Ce nouvel outil rendra donc bien des services. Cependant, pour toucher le public large d’étudiants et d’amateurs auquel il semble aspirer, ce Dictionnaire aurait gagné à être complété par un cahier d’annexes rassemblant des données utiles sur les monnaies de compte (conversion livres-sols-deniers ; équivalence entre monnaies tournois et parisis), sur le calendrier (date de pâques pour les XVe et XVIe siècles, calendrier révolutionnaire), sur les principales unités de poids et mesures ou sur les manières de chiffrer. Ainsi est-il symptomatique que les chiffres romains soient intégrés à leur place dans l’ordre alphabétique (C, I, V, X), alors qu’il aurait été logique de les rassembler sur une même planche récapitulant les manières de compter et les formes archaïques qui déconcertent souvent les paléographes débutants (« VIxx » pour 120). Évidemment, les paléographes chevronnés n’ont guère besoin de ces informations ; mais il y aurait eu quelque intérêt à les associer à ce dictionnaire pour composer une « boite à outils » du débutant, prête à l’emploi.  

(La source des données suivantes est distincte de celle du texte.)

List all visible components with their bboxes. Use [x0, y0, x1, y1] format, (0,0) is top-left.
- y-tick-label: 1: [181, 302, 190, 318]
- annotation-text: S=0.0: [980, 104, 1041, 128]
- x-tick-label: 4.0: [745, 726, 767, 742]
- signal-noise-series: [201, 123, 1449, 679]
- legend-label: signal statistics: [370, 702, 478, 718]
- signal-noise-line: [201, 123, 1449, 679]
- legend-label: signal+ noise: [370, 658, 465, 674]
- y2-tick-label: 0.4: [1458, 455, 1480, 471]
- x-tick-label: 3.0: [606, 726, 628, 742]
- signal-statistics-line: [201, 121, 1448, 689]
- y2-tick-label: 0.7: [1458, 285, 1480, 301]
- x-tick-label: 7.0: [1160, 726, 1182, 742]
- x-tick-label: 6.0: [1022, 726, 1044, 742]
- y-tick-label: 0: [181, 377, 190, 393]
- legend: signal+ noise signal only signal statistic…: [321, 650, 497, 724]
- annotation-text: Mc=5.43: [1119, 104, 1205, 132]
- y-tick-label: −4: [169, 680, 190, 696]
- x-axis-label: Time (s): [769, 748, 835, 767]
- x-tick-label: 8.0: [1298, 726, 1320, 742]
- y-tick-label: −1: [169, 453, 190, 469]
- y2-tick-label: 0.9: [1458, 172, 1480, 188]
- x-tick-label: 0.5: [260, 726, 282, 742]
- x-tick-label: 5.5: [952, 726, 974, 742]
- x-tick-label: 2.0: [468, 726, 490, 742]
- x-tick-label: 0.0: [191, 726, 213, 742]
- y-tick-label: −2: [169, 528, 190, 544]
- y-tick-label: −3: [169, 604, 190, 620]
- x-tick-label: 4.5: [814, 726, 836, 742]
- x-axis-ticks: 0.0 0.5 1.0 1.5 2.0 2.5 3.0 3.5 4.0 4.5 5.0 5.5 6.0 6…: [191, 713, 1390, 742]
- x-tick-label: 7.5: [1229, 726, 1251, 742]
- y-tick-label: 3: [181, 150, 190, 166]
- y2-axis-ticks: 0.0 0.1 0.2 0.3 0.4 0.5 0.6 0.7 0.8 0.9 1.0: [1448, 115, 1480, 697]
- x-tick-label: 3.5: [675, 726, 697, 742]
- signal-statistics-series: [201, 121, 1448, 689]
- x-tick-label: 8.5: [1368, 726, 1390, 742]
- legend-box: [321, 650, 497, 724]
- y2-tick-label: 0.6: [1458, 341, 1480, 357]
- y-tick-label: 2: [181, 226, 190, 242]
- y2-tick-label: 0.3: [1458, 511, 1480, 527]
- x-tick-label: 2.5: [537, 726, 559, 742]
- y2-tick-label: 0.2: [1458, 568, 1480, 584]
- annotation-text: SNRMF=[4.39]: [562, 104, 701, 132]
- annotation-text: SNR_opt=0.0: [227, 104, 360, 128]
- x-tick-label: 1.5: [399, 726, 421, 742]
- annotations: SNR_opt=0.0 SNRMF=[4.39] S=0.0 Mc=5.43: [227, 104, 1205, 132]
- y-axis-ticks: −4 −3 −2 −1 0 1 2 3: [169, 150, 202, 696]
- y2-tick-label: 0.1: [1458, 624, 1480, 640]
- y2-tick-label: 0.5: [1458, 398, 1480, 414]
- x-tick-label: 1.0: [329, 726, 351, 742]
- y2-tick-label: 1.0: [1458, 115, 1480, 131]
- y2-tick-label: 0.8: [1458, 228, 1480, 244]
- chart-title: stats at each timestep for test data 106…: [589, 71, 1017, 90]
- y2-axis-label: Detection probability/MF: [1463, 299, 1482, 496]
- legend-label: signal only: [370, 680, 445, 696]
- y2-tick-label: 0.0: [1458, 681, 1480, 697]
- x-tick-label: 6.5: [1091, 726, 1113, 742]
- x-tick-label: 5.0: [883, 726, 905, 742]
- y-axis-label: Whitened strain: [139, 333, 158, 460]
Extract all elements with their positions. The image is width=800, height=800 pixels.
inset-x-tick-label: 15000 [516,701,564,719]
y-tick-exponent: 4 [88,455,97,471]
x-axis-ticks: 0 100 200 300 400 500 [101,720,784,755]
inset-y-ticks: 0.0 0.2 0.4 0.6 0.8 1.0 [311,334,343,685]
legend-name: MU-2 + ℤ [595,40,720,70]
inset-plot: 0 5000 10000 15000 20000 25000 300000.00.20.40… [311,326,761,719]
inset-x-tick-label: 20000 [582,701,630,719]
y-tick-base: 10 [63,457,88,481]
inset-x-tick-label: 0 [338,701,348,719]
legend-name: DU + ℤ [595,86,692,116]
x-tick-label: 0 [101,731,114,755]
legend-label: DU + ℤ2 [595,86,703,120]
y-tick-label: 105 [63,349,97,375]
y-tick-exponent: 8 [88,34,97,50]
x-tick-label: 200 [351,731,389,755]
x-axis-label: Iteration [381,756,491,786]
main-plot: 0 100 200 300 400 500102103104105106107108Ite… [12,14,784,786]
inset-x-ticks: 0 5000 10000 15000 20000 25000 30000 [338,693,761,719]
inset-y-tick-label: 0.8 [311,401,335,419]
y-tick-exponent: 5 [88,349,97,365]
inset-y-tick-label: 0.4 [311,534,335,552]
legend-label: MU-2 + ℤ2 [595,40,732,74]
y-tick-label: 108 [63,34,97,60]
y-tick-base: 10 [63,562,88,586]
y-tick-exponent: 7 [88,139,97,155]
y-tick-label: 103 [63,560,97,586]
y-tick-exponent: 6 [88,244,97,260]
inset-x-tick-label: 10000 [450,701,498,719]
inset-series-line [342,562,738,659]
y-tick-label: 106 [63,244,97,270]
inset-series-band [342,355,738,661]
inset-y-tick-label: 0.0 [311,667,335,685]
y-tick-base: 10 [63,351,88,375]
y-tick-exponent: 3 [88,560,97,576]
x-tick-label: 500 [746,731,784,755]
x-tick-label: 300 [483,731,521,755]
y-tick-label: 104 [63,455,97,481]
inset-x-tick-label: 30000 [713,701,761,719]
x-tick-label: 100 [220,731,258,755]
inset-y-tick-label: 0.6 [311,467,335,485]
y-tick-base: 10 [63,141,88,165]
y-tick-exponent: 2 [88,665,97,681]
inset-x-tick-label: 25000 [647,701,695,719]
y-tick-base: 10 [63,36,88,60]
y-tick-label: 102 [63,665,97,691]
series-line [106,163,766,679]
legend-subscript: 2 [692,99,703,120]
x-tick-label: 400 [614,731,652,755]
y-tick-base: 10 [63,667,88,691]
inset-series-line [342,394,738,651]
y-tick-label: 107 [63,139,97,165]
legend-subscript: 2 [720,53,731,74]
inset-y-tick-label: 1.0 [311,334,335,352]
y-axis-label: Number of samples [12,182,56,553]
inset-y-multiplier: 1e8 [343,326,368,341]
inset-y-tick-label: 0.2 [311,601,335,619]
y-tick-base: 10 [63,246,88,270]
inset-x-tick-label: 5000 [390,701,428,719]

Le Dictionnaire de paléographie française comporte 2000 entrées, 10 000 exemples, 12 000 illustrations. Au total, 654 pages. Une somme. L’ouvrage, pourtant, n’est pas massif : l’éditeur a eu l’intelligence d’adopter un format moyen (14 x 21 cm.), parfaitement manipulable. La colle employée confère au volume une relative souplesse et permet une ouverture aisée ; quant à la couture des cahiers, elle donne une agréable impression de solidité. Un ouvrage destiné à prendre place au rayon des usuels dans les salles d’archives ou les bibliothèques universitaires, un livre appelé à subir de fréquentes manipulations, méritait d’être ainsi fabriqué. Revers de la médaille, son coût (45 €) le rend sans doute difficilement accessible aux étudiants. Ceux-ci gagneront pourtant à le "pratiquer" régulièrement. Et les enseignants auront tout intérêt à conseiller à leurs élèves ce nouveau Dictionnaire de paléographie française.